Di Balik Pertandingan Timnas Versus Jepang
Hasil pertandingan sudah tidak mengagetkan lagi. Ada yang mengatakan bak langit dan bumi dengan peringkat FIFA di angka dua dan tiga digit. Sejarahnya pun demikian. Pembangunan tim naturalisasi toh belum cukup membantu jika melawan Jepang. Okelah melawan Arab Saudi dan China sebagai bukti keampuhan program itu.
Menarik apa yang menjadi perbincangan di berbagai media percakapan dan media social. Bagaimana perlakukan pemerintah, baca presiden yang memberikan jam mewah dan jamuan makan bersama. Memberikan reward, apresiasi itu baik, bagus, penting, dan memang sudah layak dan sepantasnya. Perlu diingat, jangan sampai bahwa ada pihak-pihak lain yang tidak mendapatkan yang sama, kemudian nglokro.
Perhatian yang Timpang
Beberapa tanggapan terlontar atas aksi presiden itu. Mantan atlet wushu yang memberikan kebanggaan dengan emas Asian Games mengatakan pemerintah tidak adil. Ini pasti bukan sebuah ungkapan iri atau cemburu. Factual memang demikian. Netizen yang menilai iri itu perlu tahu dan ada di pihak si penyuara.
Pun pernah ada sekelompok supporter pemain voli yang   bermain pro di liga Korea menyambut dalam sunyi kepulangannya. Mereka mengeluhkan pemerintah atau federasi yang tidak melakukan apapun. Ini wajar, jauh sebelum kisah rolex tentu saja. Perlakukan yang berbeda.
Bidang catur juga memberikan sumbangan kisah, ketika salah satu atletnya berjuang hingga peringkat Sembilan (9) dunia dengan dana sendiri. Bisa dibandingkan tentu saja dengan keberadaan timnas yang jauhhhhhhh banget dari peringkat single digit seperti ini. Masih tiga lho. Benar, tidak appel to apple, namun memberikan Gambaran sepak bola itu belum apa-apa dengan capaian. Apalagi jika bicara mengenai anggaran yang digelontorkan.

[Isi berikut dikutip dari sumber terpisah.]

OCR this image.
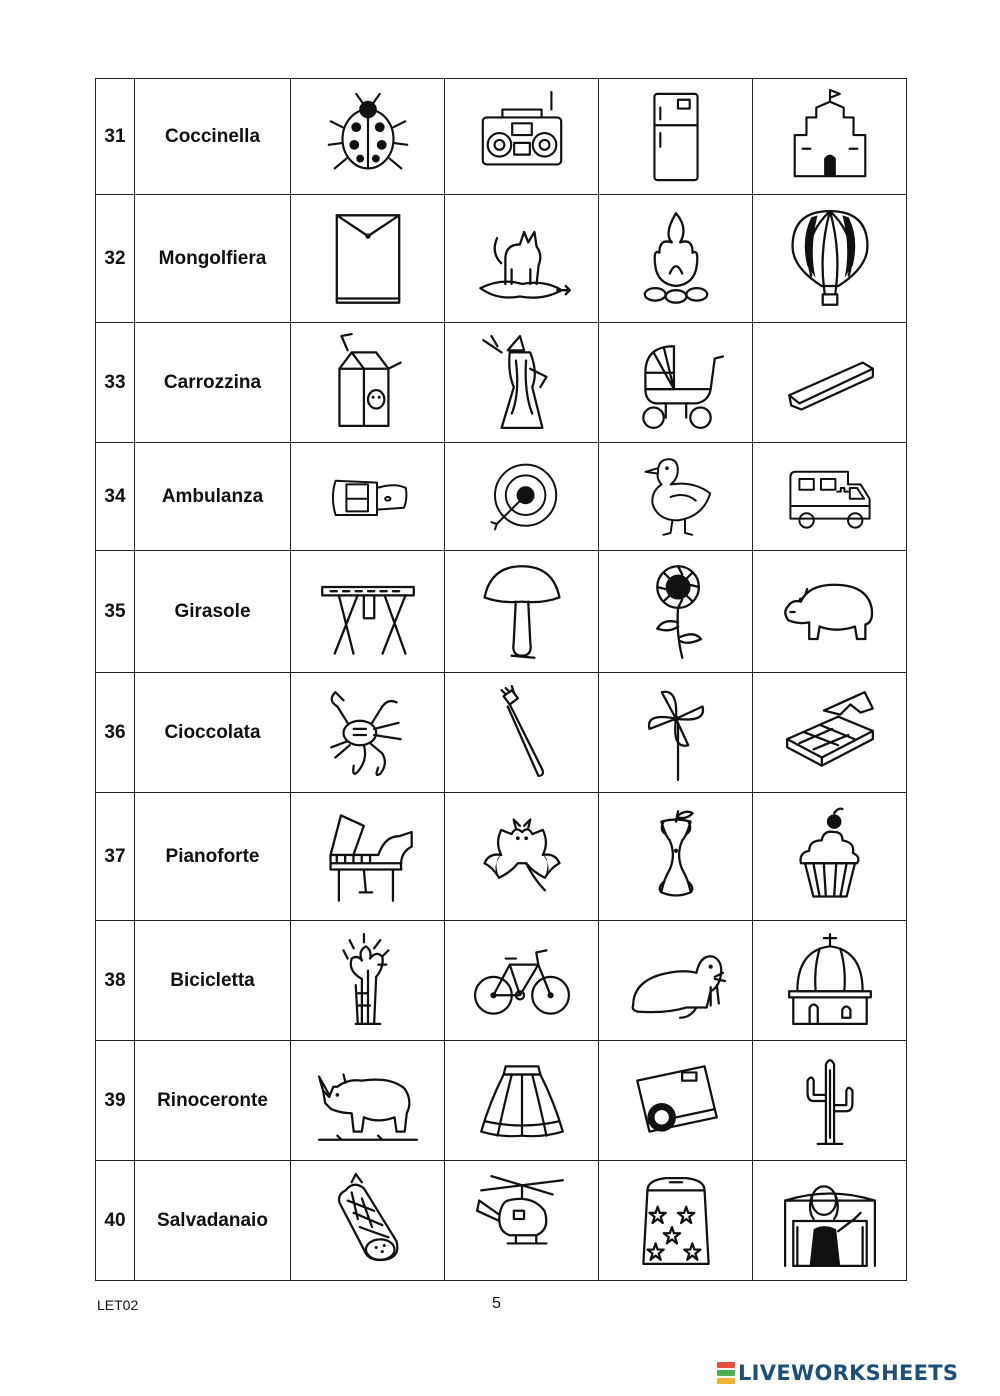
31	Coccinella	

32	Mongolfiera	

33	Carrozzina	

34	Ambulanza	

35	Girasole	

36	Cioccolata	

37	Pianoforte	

38	Bicicletta	

39	Rinoceronte	

40	Salvadanaio	

LET02	5
LIVEWORKSHEETS
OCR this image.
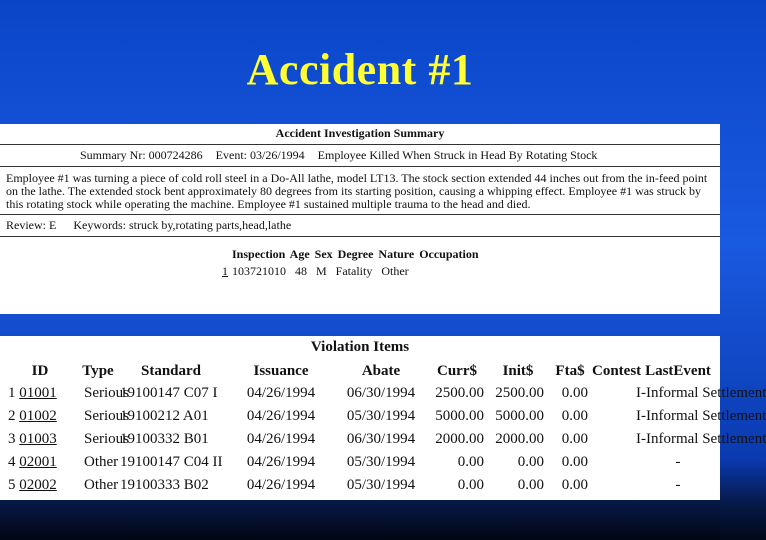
Accident #1
Accident Investigation Summary
Summary Nr: 000724286 Event: 03/26/1994 Employee Killed When Struck in Head By Rotating Stock
Employee #1 was turning a piece of cold roll steel in a Do-All lathe, model LT13. The stock section extended 44 inches out from the in-feed point on the lathe. The extended stock bent approximately 80 degrees from its starting position, causing a whipping effect. Employee #1 was struck by this rotating stock while operating the machine. Employee #1 sustained multiple trauma to the head and died.
Review: E Keywords: struck by,rotating parts,head,lathe
Inspection Age Sex Degree Nature Occupation
1 103721010 48 M Fatality Other
Violation Items
ID	Type	Standard	Issuance	Abate	Curr$	Init$	Fta$	Contest	LastEvent
1 01001	Serious	19100147 C07 I	04/26/1994	06/30/1994	2500.00	2500.00	0.00		I-Informal Settlement
2 01002	Serious	19100212 A01	04/26/1994	05/30/1994	5000.00	5000.00	0.00		I-Informal Settlement
3 01003	Serious	19100332 B01	04/26/1994	06/30/1994	2000.00	2000.00	0.00		I-Informal Settlement
4 02001	Other	19100147 C04 II	04/26/1994	05/30/1994	0.00	0.00	0.00		-
5 02002	Other	19100333 B02	04/26/1994	05/30/1994	0.00	0.00	0.00		-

Cabang olah raga lain ada dikisaran 30 M berbeda dengan sepak bola yang mencapai 200 M. Jangan bicara mereka tontonan rakyat, namun bagaimana prestasilah yang harusnya menjadi ukuran pembeayaan dan apresiasi. Miris kan, jika karena kesenangan kemudian dibeayai banyak, meskipun zonk, dan yang berprestasi malah harus mengais-kais sendiri? Di mana negara hadir jika demikian itu?
Identik dengan Politik
Ada rekan yang mengatakan, ketika merespon mengapa Irene Iskandar harus bayar mahal untuk meningkatkan peringkatnya, karena penduduk Indonesia tidak nonton catur. Memang benar, nah, ini menarik. Bola yang sangat banyak pecintanya, judinya juga, televisi juga, namun nirprestasi, gelontoran anggaran dan dana melimpah.